Entre as recomendações que os Dream Teens entregaram ao Governo, há também algumas surpreendentes. “Limitar a Internet em locais públicos para favorecer as relações interpessoais”, é uma delas.

“Considero algo preocupante a quantidade de horas que cada vez mais jovens passam em frente das novas tecnologias. Há tanto na rua por descobrir, tanta forma de passarmos o tempo e de nos divertirmos.” Sara Fialho, 17 anos

Nas suas recomendações para 2015, o “dreamers” também sublinham a importância de “manter a Educação Sexual como uma área prioritária em meio escolar, adaptada às idades dos alunos, assegurando a informação e a formação de professores e pais”.

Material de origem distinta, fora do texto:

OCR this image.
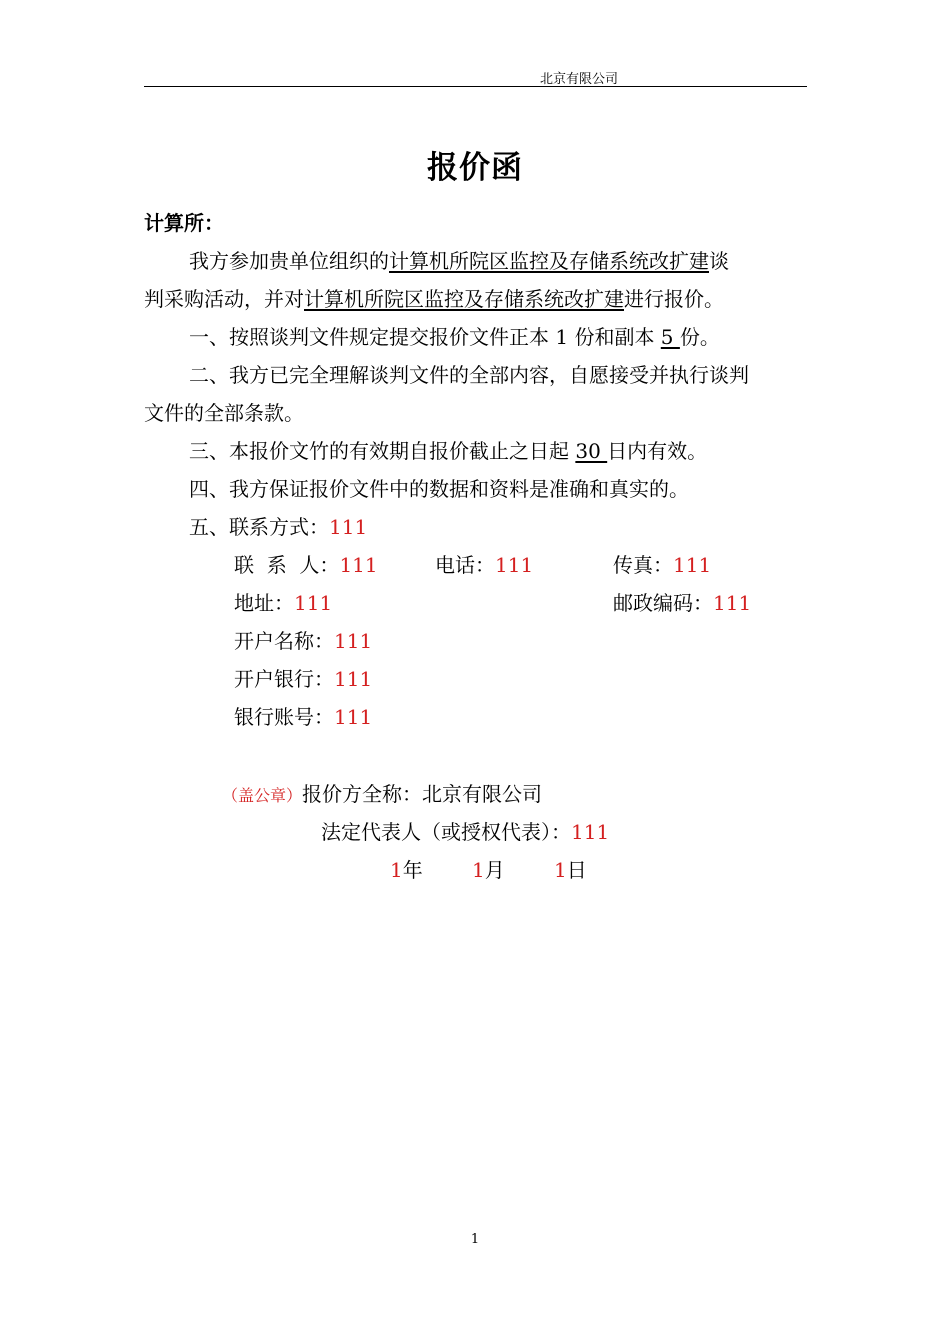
北京有限公司
报价函
计算所：
我方参加贵单位组织的计算机所院区监控及存储系统改扩建谈
判采购活动，并对计算机所院区监控及存储系统改扩建进行报价。
一、按照谈判文件规定提交报价文件正本 1 份和副本 5 份。
二、我方已完全理解谈判文件的全部内容，自愿接受并执行谈判
文件的全部条款。
三、本报价文竹的有效期自报价截止之日起 30 日内有效。
四、我方保证报价文件中的数据和资料是准确和真实的。
五、联系方式：111
联  系  人：111	电话：111	传真：111
地址：111	邮政编码：111
开户名称：111
开户银行：111
银行账号：111
（盖公章）报价方全称：北京有限公司
法定代表人（或授权代表）：111
1年 1月 1日
1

O estudo A Saúde dos Adolescentes Portugueses mostra que em 2014 são menos os que iniciaram a sua vida sexual: 16,1% disseram que já tinham tido relações; há quatro anos a percentagem era de 21,8%. Contudo, há quatro anos 95,2% dos adolescentes que já tinham tido relações diziam ter usado preservativo na última vez em que tinham estado com alguém, contra 70,4% agora. Margarida Matos considera “alarmante” este resultado. O que dizem “teens”?

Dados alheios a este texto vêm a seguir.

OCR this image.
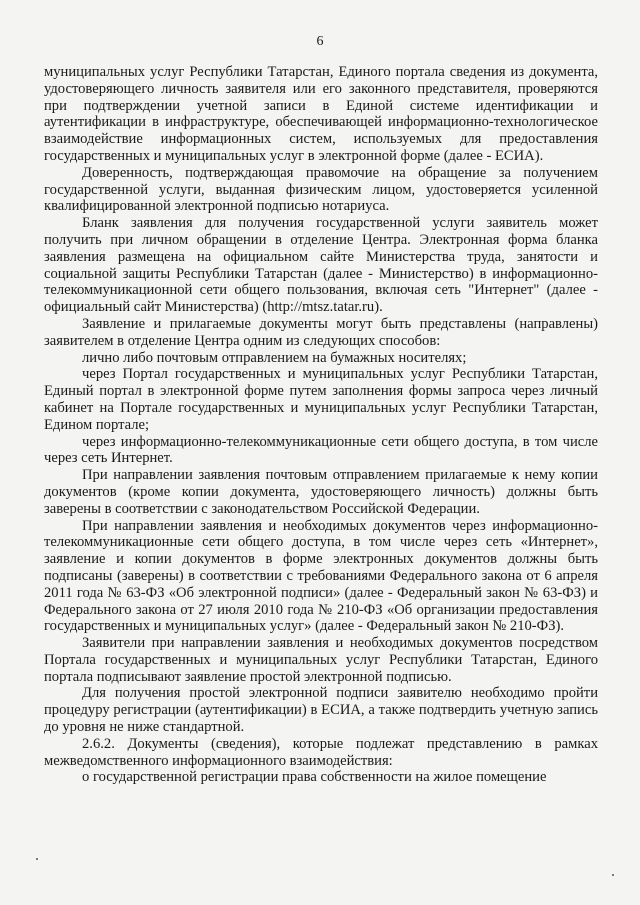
6

муниципальных услуг Республики Татарстан, Единого портала сведения из документа, удостоверяющего личность заявителя или его законного представителя, проверяются при подтверждении учетной записи в Единой системе идентификации и аутентификации в инфраструктуре, обеспечивающей информационно-технологическое взаимодействие информационных систем, используемых для предоставления государственных и муниципальных услуг в электронной форме (далее - ЕСИА).

Доверенность, подтверждающая правомочие на обращение за получением государственной услуги, выданная физическим лицом, удостоверяется усиленной квалифицированной электронной подписью нотариуса.

Бланк заявления для получения государственной услуги заявитель может получить при личном обращении в отделение Центра. Электронная форма бланка заявления размещена на официальном сайте Министерства труда, занятости и социальной защиты Республики Татарстан (далее - Министерство) в информационно-телекоммуникационной сети общего пользования, включая сеть "Интернет" (далее - официальный сайт Министерства) (http://mtsz.tatar.ru).

Заявление и прилагаемые документы могут быть представлены (направлены) заявителем в отделение Центра одним из следующих способов:

лично либо почтовым отправлением на бумажных носителях;

через Портал государственных и муниципальных услуг Республики Татарстан, Единый портал в электронной форме путем заполнения формы запроса через личный кабинет на Портале государственных и муниципальных услуг Республики Татарстан, Едином портале;

через информационно-телекоммуникационные сети общего доступа, в том числе через сеть Интернет.

При направлении заявления почтовым отправлением прилагаемые к нему копии документов (кроме копии документа, удостоверяющего личность) должны быть заверены в соответствии с законодательством Российской Федерации.

При направлении заявления и необходимых документов через информационно-телекоммуникационные сети общего доступа, в том числе через сеть «Интернет», заявление и копии документов в форме электронных документов должны быть подписаны (заверены) в соответствии с требованиями Федерального закона от 6 апреля 2011 года № 63-ФЗ «Об электронной подписи» (далее - Федеральный закон № 63-ФЗ) и Федерального закона от 27 июля 2010 года № 210-ФЗ «Об организации предоставления государственных и муниципальных услуг» (далее - Федеральный закон № 210-ФЗ).

Заявители при направлении заявления и необходимых документов посредством Портала государственных и муниципальных услуг Республики Татарстан, Единого портала подписывают заявление простой электронной подписью.

Для получения простой электронной подписи заявителю необходимо пройти процедуру регистрации (аутентификации) в ЕСИА, а также подтвердить учетную запись до уровня не ниже стандартной.

2.6.2. Документы (сведения), которые подлежат представлению в рамках межведомственного информационного взаимодействия:

о государственной регистрации права собственности на жилое помещение
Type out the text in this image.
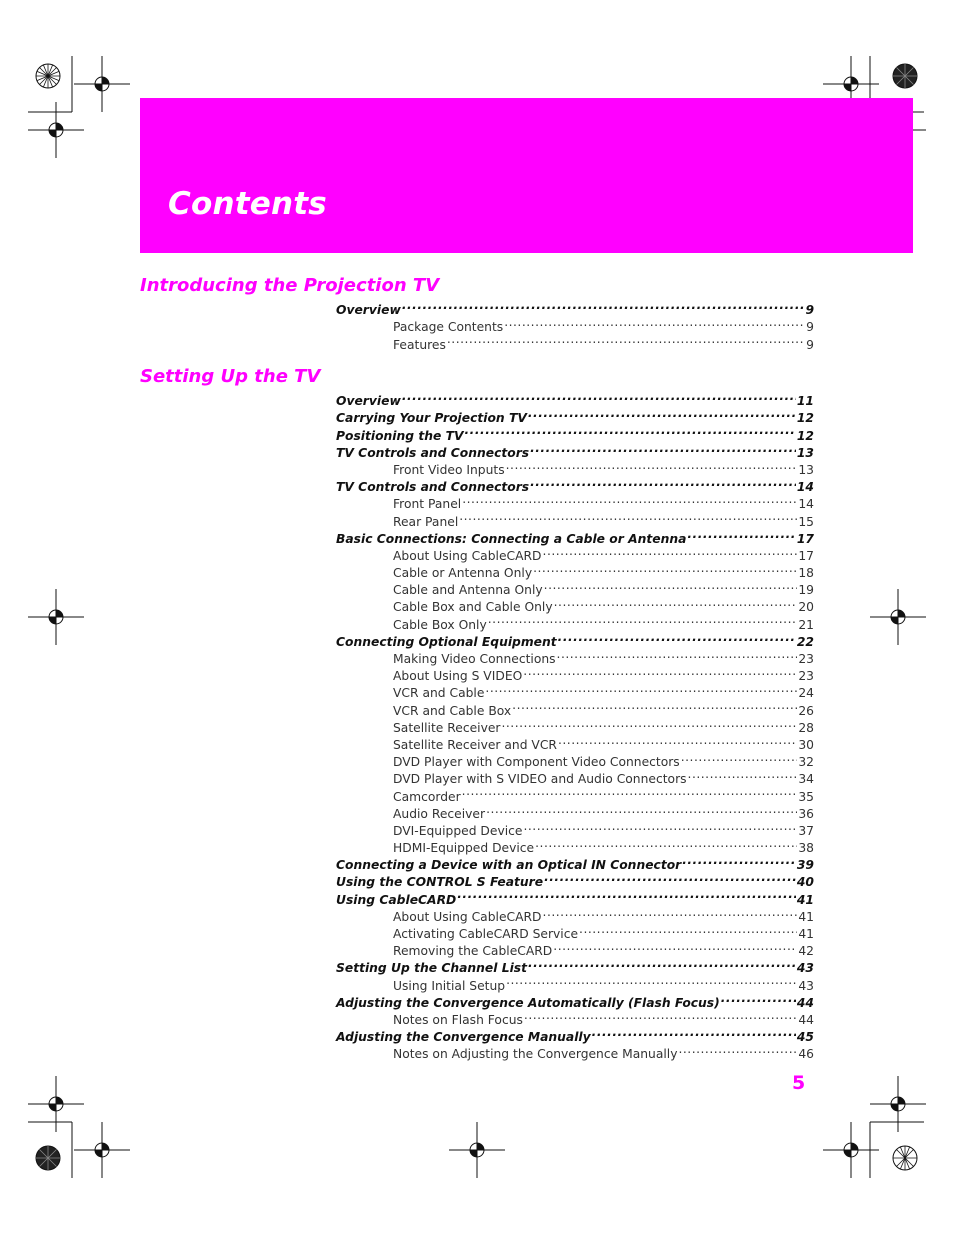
Contents
Introducing the Projection TV
Overview .....	9
Package Contents .....	9
Features .....	9
Setting Up the TV
Overview .....	11
Carrying Your Projection TV .....	12
Positioning the TV .....	12
TV Controls and Connectors .....	13
Front Video Inputs .....	13
TV Controls and Connectors .....	14
Front Panel .....	14
Rear Panel .....	15
Basic Connections: Connecting a Cable or Antenna .....	17
About Using CableCARD .....	17
Cable or Antenna Only .....	18
Cable and Antenna Only .....	19
Cable Box and Cable Only .....	20
Cable Box Only .....	21
Connecting Optional Equipment .....	22
Making Video Connections .....	23
About Using S VIDEO .....	23
VCR and Cable .....	24
VCR and Cable Box .....	26
Satellite Receiver .....	28
Satellite Receiver and VCR .....	30
DVD Player with Component Video Connectors .....	32
DVD Player with S VIDEO and Audio Connectors .....	34
Camcorder .....	35
Audio Receiver .....	36
DVI-Equipped Device .....	37
HDMI-Equipped Device .....	38
Connecting a Device with an Optical IN Connector .....	39
Using the CONTROL S Feature .....	40
Using CableCARD .....	41
About Using CableCARD .....	41
Activating CableCARD Service .....	41
Removing the CableCARD .....	42
Setting Up the Channel List .....	43
Using Initial Setup .....	43
Adjusting the Convergence Automatically (Flash Focus) .....	44
Notes on Flash Focus .....	44
Adjusting the Convergence Manually .....	45
Notes on Adjusting the Convergence Manually .....	46
5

“Os jovens estão a iniciar a sua vida sexual mais tarde porque existe uma diminuição da pressão social, sendo que a escolha de iniciar a vida sexual mais tarde tem agora uma maior aceitação entre os jovens. [Já] a diminuição do uso do preservativo está a ocorrer devido ao aumento no número de jovens que, infelizmente, encaram os tratamentos e os medicamentos para o VIH como uma razão para não se preocuparem em usar os métodos contraceptivos.” Manuel Magalhães, 19 anos

“A sexualidade é fracamente abordada nas escolas, pelo menos pela minha experiência. O assunto é referido duas ou três vezes por ano no 3.º ciclo e talvez uma no secundário, muito aquém do que deveria ser na realidade, ficando muitas questões sem resposta. O tema continuará a ser um tabu enquanto os adultos continuarem a ficar envergonhados e com poucas palavras quando explicam certas coisas aos mais novos e enquanto piadas de mau gosto, que por sua vez levam a reforçar preconceitos, continuarem a serem ditas entre os jovens, porque ouviram dos pais ou da televisão.” André Sousa, 17 anos

Outro dos dados que preocupou Margarida Matos foi o facto de cerca de 18% dos adolescentes que já tiveram relações sexuais terem dito que preferiam ter iniciado a sua vida sexual mais tarde; 5,2% disseram que na sua primeira vez, não queriam na realidade ter tido relações. Isto leva a investigadora a defender que a educação sexual saia do âmbito exclusivo da prevenção do risco sexual e passe “a abordar a sexualidade em termos de competências pessoais, de relações interpessoais, de equidade de género e de direitos humanos”. Os jovens concordam.

“Muitas das vezes, a Educação Sexual nas escolas é um pouco dada pela rama e aborda apenas os assuntos superficiais como a morfologia do corpo, os métodos contraceptivos e infecções sexualmente transmissíveis, deixando a parte emocional e sentimental (também faz parte da sexualidade dos indivíduos) esquecida. Esta devia ter um grande ênfase e [devia esclarecer-se] alguns tabus relativamente a, por exemplo, aceitação do próprio corpo e orientação sexual.” Joana Lourenço, 16 anos

Se há tema que suscita consenso entre os jovens que responderam ao PÚBLICO é este. É preciso mais e melhor Educação Sexual, porque, como remata Joana Lourenço, cada um tem o seu tempo e esse tempo deve ser valorizado e acompanhado.